Sixers coach Doc Rivers attributed Korkmaz’s versatile, efficient production to stronger team-wide ball movement, along with Korkmaz not forcing things when it found his hands.

“You have to play the right way all the time, and you can’t make it personal,” Rivers said. “It can’t be about you. If you’re struggling, you’ve still got to play the right way for the team. It shouldn’t be an issue, because playing the right way helps us win games. Playing the wrong way helps us lose games.”

Korkmaz put up a couple massive shooting performances in the Sixers’ first 10 games, including a 4-for-4 fourth-quarter barrage from three-point range in a season-opening win at New Orleans and a 7-of-9 effort from beyond the arc in a Nov. 6 victory in Chicago. Then from Nov. 9 until Sunday, Korkmaz shot 29.5% from the floor and 17.8% from long range over 18 games.

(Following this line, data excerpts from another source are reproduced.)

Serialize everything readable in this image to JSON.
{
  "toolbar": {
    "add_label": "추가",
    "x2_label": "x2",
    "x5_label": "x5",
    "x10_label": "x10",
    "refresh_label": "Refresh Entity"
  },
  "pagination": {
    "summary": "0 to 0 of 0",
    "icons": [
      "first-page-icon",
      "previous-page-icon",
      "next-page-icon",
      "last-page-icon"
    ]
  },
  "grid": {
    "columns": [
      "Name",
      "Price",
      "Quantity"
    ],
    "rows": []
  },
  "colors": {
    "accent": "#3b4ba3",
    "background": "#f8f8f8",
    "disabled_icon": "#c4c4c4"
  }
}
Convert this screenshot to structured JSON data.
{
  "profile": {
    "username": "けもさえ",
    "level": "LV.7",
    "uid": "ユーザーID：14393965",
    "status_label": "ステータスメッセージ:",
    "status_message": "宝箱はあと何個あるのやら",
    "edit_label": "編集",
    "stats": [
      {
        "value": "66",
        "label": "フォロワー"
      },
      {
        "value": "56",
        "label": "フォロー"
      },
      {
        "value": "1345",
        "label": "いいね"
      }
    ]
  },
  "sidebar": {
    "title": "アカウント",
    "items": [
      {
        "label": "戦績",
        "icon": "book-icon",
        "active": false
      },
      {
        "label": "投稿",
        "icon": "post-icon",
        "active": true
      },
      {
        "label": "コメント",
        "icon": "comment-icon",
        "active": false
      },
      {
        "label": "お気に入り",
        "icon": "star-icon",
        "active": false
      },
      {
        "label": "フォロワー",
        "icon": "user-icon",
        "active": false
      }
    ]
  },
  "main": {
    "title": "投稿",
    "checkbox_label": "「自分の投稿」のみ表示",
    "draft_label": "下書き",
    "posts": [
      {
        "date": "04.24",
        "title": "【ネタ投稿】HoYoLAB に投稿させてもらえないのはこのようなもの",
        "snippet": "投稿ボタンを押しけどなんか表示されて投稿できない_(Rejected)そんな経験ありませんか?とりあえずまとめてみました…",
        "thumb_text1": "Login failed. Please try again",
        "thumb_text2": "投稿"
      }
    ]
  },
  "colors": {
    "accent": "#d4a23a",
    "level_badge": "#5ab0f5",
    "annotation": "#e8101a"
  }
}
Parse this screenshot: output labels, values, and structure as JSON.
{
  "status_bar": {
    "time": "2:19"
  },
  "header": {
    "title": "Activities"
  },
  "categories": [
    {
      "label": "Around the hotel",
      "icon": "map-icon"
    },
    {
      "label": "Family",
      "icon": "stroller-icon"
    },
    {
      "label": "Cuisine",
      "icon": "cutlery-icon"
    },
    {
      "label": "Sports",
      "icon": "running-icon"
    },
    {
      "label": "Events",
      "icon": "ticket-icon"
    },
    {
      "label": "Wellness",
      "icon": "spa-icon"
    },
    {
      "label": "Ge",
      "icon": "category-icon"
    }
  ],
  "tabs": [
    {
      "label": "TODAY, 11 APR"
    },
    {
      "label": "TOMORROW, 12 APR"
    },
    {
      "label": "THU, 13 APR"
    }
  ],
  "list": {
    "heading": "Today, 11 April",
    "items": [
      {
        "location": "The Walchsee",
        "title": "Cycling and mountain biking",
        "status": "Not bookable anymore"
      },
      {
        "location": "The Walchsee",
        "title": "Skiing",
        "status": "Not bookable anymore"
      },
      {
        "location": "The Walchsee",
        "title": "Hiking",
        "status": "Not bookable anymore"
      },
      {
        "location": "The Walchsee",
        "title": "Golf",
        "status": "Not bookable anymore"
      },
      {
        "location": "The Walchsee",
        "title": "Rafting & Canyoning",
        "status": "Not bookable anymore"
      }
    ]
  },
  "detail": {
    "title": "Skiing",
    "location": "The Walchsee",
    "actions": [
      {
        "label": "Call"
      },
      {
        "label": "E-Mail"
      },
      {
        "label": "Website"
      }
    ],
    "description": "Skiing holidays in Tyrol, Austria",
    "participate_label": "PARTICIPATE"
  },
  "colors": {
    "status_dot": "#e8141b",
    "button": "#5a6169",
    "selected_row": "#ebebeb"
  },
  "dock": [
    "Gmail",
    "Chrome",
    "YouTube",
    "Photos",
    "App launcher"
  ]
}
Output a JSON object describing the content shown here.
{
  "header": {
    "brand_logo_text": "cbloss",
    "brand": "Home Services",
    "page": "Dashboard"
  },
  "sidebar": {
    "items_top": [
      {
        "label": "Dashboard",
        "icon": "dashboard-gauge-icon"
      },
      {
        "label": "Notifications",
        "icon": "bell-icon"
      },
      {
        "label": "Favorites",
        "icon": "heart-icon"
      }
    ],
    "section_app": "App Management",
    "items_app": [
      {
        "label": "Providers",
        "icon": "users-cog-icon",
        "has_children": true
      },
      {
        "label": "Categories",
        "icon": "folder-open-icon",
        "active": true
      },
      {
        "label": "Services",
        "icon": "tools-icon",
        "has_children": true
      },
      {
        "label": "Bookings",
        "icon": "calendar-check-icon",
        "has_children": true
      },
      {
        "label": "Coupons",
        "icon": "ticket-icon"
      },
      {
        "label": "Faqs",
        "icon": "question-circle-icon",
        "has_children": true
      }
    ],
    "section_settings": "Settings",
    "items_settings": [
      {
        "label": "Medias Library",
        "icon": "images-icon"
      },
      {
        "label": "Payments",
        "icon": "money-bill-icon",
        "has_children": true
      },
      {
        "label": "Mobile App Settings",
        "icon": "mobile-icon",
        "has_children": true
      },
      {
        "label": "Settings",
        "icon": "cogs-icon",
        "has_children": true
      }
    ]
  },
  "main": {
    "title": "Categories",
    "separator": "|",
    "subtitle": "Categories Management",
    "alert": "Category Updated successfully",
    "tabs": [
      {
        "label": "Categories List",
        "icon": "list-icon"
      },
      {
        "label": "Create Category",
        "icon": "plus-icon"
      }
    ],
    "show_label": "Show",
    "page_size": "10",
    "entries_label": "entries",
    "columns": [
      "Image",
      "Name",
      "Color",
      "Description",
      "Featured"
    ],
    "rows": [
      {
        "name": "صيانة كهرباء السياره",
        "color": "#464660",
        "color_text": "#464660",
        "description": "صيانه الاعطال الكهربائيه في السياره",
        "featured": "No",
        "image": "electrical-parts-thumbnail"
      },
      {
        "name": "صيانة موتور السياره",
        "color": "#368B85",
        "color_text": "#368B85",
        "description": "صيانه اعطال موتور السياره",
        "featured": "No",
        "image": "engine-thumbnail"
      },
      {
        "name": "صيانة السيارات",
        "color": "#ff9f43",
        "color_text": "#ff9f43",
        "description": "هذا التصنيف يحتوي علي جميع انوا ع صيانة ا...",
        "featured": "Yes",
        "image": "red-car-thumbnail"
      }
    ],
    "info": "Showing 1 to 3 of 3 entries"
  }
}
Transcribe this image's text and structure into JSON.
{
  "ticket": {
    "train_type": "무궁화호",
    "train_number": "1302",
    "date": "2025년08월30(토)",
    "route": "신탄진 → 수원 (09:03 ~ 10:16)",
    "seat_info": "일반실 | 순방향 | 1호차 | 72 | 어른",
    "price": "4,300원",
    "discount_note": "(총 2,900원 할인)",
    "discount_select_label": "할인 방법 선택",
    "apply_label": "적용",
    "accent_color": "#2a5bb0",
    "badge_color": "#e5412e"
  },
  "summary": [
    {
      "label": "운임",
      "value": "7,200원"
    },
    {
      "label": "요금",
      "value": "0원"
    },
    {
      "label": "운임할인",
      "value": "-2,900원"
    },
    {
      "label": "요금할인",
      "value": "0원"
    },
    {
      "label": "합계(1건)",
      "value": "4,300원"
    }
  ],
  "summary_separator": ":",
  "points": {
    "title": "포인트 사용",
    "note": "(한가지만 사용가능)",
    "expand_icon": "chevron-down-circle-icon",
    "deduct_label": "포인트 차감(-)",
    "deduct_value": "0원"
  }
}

That stretch included going 1-for-12 from deep against Milwaukee on Nov. 9, 0-for-6 at Utah on Nov. 16, 0-for-5 against the Jazz on Dec. 9, and 0-for-4 at Portland on Nov. 20, against Orlando on Nov. 29 and at Charlotte on Dec. 6. Before Sunday, the last time Korkmaz, a career 36.4% three-point shooter, had made more than one in a game was when he went 2-of-4 from deep in a Nov. 22 win at Sacramento.

Eventually, Rivers noticed Korkmaz turning down shots.

“I just know the only way you get out of any kind of shooting slump is by shooting,” Rivers said. “I’ve never heard of getting out of one by not shooting, so we encourage it every day.”

Korkmaz did not notice anything off with his mechanics throughout his struggles. He consistently knocked down the extra attempts he launched before and after team workouts. But he acknowledged the mental hurdle that results from suddenly becoming unable to deliver on his best skill.

Leaning into the meditation he has practiced for about two years has helped. So have the teammates who have instilled confidence and offered candid feedback. Embiid noticed Korkmaz was no longer holding his follow through, something the All-Star center nitpicks in his own game while watching film of himself.

“I thought he rushed his shots a lot lately,” Embiid said of Korkmaz. “ … Every single shot he took, he was basically throwing the ball and running back on defense and he wasn’t holding his follow through. So that was the main thing I kept telling him.”

Korkmaz’s recent struggles have not just been on the floor. For about two weeks, he has been dealing with a non-COVID illness that he described as a bad cold. Medication did not do much to help his sore throat, stuffy nose and fatigue. One day, “I just woke up and then I couldn’t even move out of the bed,” Korkmaz said, causing him to miss three games.

Rivers understands the frustration of a shooting slump. When asked about Korkmaz before Sunday’s game, the coach described a poor free-throw stretch he once experienced as a player. When teammates told him, “Keep shooting!” after a miss, inside his head he would counter with, “Shut the [expletive] up.”

“It’s just a tough thing, but he’ll get out of it,” Rivers said or Korkmaz. “I just can’t tell you when.”

The answer turned out to be Sunday night against the Wizards, just as Korkmaz predicted. The next step is rediscovering his consistency, starting with Tuesday’s matchup against a Raptors team that he shot 3-for-10 from three-point range against in early November.

“We should be able to step out there and play the same game every night, but that doesn’t happen,” Korkmaz said. “Even when you’re a superstar, that doesn’t happen. There are some nights [you struggle], but I should limit those and then just keep playing well.”